#1: Stay Active while on Holiday
Craig and I usually start off exploring on foot. There are just some things you never get to see if you’re always on public transport and it’s a nice way to get to know your way around the city. When we’ve tracked our steps on these holidays like in Paris here, or Berlin here, we usually average around 16000 steps a day. It’s also great way to stretch after a long-haul flight to your destination where you’ve been sitting for hours on end!
But besides walking around, I’ve implemented this new target for each holiday to ensure I stay on track with my fitness goals as well as keep up some sort of routine. Every holiday, besides lots of walking, do something active. Some of my favourite ways to be more active on holidays include:
- Hiking, like we’re planning to do in Santorini here.
- Finding a yoga class
- or just using the hotel gym like we did in Mexico, here.
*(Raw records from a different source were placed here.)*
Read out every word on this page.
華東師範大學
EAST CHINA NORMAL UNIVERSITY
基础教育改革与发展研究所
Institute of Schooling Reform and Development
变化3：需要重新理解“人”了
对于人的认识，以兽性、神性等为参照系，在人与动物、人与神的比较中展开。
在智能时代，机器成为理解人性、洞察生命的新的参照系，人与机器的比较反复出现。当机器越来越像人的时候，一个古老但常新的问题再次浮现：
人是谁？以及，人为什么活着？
We loved the fact that we could gym everyday, in our normal routine, that now we actually book hotels with gyms!
#2: Indulge, Only When It’s Worth It
When was it worth it, you might ask?
- The High Tea at the Four Seasons in Paris.
- Gelato in Italy.
- Pretty much every restaurant on this blog post about eating in Downtown LA.
#3: But Still Eat Your Greens
My simple rule: Protein and greens goes a long way in ensuring you body feels balanced and healthy throughout the trip. Most restaurants are more than willing to accommodate your needs so don’t be afraid to ask for different things from the menu, or switch things around for different sides, with sauces on the side.
I stuck to this rule in Calgary on one of our usual foodie weekends, but this one less indulgent than the first. Check out the blog post here. While Craig had pizza, I had prawns with broccoli.
#4: Pack Your Own Snacks
Especially for the plane. The food on planes is usually less than enticing, and the food in airports is usually double the price. Rather come prepared.
Here’s what you can typically find in my travel bag:
- Raw Almonds or cashews
- Protein Bars or healthy dark chocolate
- Fresh Fruit
- Overnight oats (on local flights but unsure about international, unless you leave them dry)
What isn’t allowed on the plane (I’ve tried & failed): Yoghurt & Peanut butter.
#5: You Do NOT Have to Eat Out Every Meal
This is funny coming from me, because friends have often commented on whether we ever actually eat at home. But we do. A LOT. That’s why we enjoy the times when we do eat out. But when we travel, we do sometimes opt for a picnic of snack foods from the local grocer. This can be a huge help on your budget.
#6: BUT When You Do, Be Prepared & Make Smart Choices
Find a protein, a greens side-dish and a healthy carb (if you eat carbs that is). When you aren’t taking advantage of a once-in-a-lifetime-meal, then maker smarter choices. Trust me, it will be worth in the long-run.
You can also research in advance to find the local health spots, like we did in LA. We found the smoothie bar called Kreation Organic and grabbed a heathy smoothie as lunch one day.
#7: Go Easy On The Drinking
Liquid calories are brutal, plus a lot of cocktails are packed full of sugar, and usually aren’t even worth it. I say this, but if you follow our adventures, you know that we do indulge every now and then. I apply the same rule to food as I do to drinking: Only indulge when it’s worth it. So again, ask yourself, is this drink going to be worth it? How am I going to feel tomorrow? How much have I been drinking – too much maybe?
It was totally worth it on our visit to the Four Seasons in Paris, and Model Milk in Calgary on the blog here.
#8: Stay Hydrated
Everyone forgets this. Drink your water! When you’re so busy exploring, sometimes you forget to keep hydrated or you just don’t want to drag a bottle of water around with you. So be aware, every time you stop for a bite to eat, you drink that water too!
#9: Get Enough Sleep
I am so stingy with my sleep time. I refuse to give up my sleep. If you’re female, you likely need at least 8 hours sleep a night to feel human. And if you aren’t getting it now, and you think you’re okay, it’s likely because you don’t know what it feels like to have proper sleep. Try it. Getting sufficient sleep allows for better food choices, better food satisfaction with less cravings. Sounds like a win-win to me.
#10: But Still Get Your Downtime
Downtime could mean taking an afternoon nap, resting in a park or on a beach. It could be spending the day at a spa. Or even reading a book. Whatever floats your boat. Find out what you need for your own downtime, and make sure you enforce it. You need that time to recoup, regroup and recover.